An attendant checked his card and directed him to his seat. He could see Doctor Alvin Small and the other professors taking their places on the stage. Having just left Doctor Alvin’s house, Willie was acutely aware of the privilege he’d enjoyed, living and learning in the home of the president of the faculty.
The meeting began, the Reverend Doctor Burrows, D.D., asking divine grace on the exercises.
After a short musical intermezzo, Doctor R Ludlam, Dean of the Faculty, read his annual report. Then Doctor Alvin Small rose from his seat to confer the degrees.
Gentlemen: You have but begun your course in life. Thus far, your work has been preparatory. Be honest, be faithful, be true. In this lies your success. The faculty and the trustees wish you success.
Then he read the 107 names of the young men sent out to physic the universe, announcing along the way the name of William Clinton Tillotson.

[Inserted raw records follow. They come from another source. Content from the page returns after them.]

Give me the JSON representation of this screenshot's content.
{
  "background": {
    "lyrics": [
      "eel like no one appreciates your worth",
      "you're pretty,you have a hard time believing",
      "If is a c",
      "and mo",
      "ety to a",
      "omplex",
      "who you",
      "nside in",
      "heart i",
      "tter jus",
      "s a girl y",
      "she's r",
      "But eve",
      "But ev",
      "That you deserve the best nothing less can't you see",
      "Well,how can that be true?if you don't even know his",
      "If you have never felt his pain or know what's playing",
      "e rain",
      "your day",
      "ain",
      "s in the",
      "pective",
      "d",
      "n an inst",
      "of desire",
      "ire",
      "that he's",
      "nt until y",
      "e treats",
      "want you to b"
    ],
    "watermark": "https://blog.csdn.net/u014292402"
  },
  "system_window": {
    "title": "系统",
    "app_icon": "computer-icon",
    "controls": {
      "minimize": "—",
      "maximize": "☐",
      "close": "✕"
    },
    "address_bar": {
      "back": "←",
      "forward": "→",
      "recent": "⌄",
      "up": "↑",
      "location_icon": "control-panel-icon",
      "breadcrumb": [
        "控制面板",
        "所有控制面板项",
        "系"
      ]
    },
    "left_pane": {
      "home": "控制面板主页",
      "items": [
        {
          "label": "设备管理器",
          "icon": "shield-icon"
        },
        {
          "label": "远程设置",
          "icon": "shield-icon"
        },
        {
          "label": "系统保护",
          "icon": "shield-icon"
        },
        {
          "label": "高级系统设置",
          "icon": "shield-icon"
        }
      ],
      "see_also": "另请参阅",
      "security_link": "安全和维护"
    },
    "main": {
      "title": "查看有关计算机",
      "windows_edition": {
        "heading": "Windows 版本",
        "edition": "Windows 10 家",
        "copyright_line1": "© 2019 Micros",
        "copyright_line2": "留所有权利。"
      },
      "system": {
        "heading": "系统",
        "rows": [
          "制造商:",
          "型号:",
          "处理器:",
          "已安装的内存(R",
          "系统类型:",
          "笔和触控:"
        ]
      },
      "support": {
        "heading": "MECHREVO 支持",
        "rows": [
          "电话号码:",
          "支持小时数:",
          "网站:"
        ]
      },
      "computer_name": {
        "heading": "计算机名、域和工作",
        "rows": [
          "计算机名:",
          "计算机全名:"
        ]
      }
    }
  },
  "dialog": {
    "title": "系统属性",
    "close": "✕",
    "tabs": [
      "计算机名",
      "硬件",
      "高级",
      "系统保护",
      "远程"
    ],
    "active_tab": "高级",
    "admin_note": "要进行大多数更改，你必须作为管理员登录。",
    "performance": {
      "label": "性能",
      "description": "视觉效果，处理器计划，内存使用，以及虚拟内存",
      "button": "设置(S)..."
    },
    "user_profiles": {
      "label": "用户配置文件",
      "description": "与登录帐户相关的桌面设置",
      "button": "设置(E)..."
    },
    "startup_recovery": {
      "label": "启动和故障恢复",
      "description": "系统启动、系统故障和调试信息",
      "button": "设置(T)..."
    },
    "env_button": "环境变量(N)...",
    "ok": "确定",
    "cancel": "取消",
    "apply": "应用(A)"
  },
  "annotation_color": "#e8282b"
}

The music swelled again, and with it, Willie’s heart. He’d finally made it. He couldn’t wait to tell Fanny about this. They could finally settle down, once he started his practice.
Professor S. Levitt, M.D., gave a valedictory address, and then a large number of exquisite bouquets were distributed among the class. Willie’s bouquet, with a touch of Spring perfuming the vicinity from a sprig of white hyacinth, he laid across his lap. The next part would be the prizes, and he was invested. H. D. Vilas was reading those out now.
First prize, and $25, to Solon Abbott, MD of Vermont, for best final examination. Solon was a good man, and he would make a great doctor. Second prize, and a buggy case given by Halsey Bros, to E J Guyott for second best general examination.
Doctor Vilas carried on. Willie listened and waited and tried not to let his mind wander. But suddenly, near the end, he heard his name.
Small Prize- to W. C. Tillotson. For best examination of diseases of the chest.
He’d taken home the prize from his very own mentor. He rose shakily from his seat as the Grand Opera Hall filled with warm applause and he cleared his throat.
The rest of the commencement exercises, what little was left, was a blur. Willie couldn’t believe how far he’d come. At the end, as he stood collect his bouquet and the congratulations of his fellow graduates around him, he breathed in this moment before heading up the road to the celebratory banquet at the Grand Pacific Hotel.
He didn’t mean to break the promise as soon as he stepped through the threshold.